M. Bernard Fournier. Monsieur le président, monsieur le ministre, mes chers collègues, s’il y a un sujet qui nous concerne tous en tant qu’élus locaux dans les régions, les départements et les communes, c’est bien celui des crédits relatifs aux relations avec les collectivités territoriales. C’est une question sensible mais ô combien difficile, car rien n’est plus important que les relations entre l’État et les collectivités. Or, chacun le sait, le rôle de nos collectivités territoriales est primordial en période de crise économique.
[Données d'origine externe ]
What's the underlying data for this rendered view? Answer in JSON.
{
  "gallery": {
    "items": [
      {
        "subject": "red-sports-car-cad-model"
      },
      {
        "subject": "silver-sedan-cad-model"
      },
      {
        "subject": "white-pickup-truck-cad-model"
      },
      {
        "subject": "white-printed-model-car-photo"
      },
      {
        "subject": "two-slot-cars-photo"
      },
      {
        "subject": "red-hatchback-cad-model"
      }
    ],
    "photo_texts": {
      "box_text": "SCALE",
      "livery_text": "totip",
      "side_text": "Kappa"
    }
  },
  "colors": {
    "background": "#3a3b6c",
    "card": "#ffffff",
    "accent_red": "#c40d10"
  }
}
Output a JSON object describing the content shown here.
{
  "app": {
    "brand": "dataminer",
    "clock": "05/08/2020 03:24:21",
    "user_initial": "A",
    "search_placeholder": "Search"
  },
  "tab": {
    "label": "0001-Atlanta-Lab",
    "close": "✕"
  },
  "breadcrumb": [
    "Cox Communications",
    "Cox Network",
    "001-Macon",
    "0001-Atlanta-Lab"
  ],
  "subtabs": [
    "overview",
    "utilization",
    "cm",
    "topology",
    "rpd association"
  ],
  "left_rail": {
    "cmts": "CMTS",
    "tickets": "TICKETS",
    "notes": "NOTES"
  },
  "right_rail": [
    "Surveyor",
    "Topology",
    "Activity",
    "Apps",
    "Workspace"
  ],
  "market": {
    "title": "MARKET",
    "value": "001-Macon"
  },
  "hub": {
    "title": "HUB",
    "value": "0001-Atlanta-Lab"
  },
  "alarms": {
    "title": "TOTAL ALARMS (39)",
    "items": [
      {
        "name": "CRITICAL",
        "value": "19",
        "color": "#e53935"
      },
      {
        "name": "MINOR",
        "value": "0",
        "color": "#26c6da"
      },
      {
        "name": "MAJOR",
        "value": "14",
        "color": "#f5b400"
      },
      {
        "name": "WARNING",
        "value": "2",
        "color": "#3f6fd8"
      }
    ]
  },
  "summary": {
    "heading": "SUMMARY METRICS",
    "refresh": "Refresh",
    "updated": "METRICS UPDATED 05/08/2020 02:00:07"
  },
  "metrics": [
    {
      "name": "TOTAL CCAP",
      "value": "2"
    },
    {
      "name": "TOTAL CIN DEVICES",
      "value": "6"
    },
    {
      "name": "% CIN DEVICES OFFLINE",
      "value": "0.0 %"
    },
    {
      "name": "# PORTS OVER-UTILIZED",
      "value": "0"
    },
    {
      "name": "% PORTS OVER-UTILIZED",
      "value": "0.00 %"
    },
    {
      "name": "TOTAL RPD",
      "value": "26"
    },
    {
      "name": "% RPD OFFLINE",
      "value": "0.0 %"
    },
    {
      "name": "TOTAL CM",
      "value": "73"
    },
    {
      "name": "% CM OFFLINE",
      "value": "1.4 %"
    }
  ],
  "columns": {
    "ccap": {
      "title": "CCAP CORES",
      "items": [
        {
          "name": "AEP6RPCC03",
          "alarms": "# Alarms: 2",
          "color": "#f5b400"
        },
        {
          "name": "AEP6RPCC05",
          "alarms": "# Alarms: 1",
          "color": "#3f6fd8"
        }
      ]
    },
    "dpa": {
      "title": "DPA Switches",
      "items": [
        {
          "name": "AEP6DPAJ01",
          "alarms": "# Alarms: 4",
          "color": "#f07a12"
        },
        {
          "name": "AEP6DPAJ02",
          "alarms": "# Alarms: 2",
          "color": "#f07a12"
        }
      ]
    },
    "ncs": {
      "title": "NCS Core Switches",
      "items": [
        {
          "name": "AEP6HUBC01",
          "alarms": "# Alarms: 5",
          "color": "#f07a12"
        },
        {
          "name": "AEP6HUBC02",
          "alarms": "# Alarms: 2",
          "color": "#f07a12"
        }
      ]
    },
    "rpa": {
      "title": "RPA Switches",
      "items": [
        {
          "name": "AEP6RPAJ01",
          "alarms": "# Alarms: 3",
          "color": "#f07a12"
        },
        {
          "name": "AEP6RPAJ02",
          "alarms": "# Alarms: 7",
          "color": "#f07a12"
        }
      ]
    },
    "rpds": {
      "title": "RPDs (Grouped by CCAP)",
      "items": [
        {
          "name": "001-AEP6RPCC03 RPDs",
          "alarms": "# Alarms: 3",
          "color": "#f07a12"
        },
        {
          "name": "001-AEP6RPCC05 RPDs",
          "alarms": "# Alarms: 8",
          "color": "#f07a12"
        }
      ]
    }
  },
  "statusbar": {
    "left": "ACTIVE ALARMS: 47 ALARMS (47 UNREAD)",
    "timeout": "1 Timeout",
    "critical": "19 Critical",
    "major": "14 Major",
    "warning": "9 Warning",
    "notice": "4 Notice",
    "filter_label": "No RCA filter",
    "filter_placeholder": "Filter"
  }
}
Comme la plupart des intervenants, j’élargirai mon propos puisque la mission que nous examinons ne porte que sur une petite partie – seulement 2,5% – de l’effort financier de l’État en faveur des collectivités territoriales.
Au préalable, il est nécessaire de rappeler que la crise des finances publiques que traverse notre pays nous oblige à consentir un effort de discipline budgétaire sans précédent, et ce à tous les échelons. Cet effort, qui sera nécessairement collectif, est indispensable si nous voulons atteindre l’objectif que nous nous sommes fixé de remettre nos finances publiques sur la voie de l’équilibre et respecter, dans les années à venir, les critères du pacte de stabilité.
Dans ces conditions, il apparaît essentiel que les collectivités territoriales participent à cet effort. À cette fin, le Gouvernement leur a demandé une contribution de 200 millions d’euros, contribution qui est proportionnelle à la part des concours de l’État aux collectivités locales dans le budget général.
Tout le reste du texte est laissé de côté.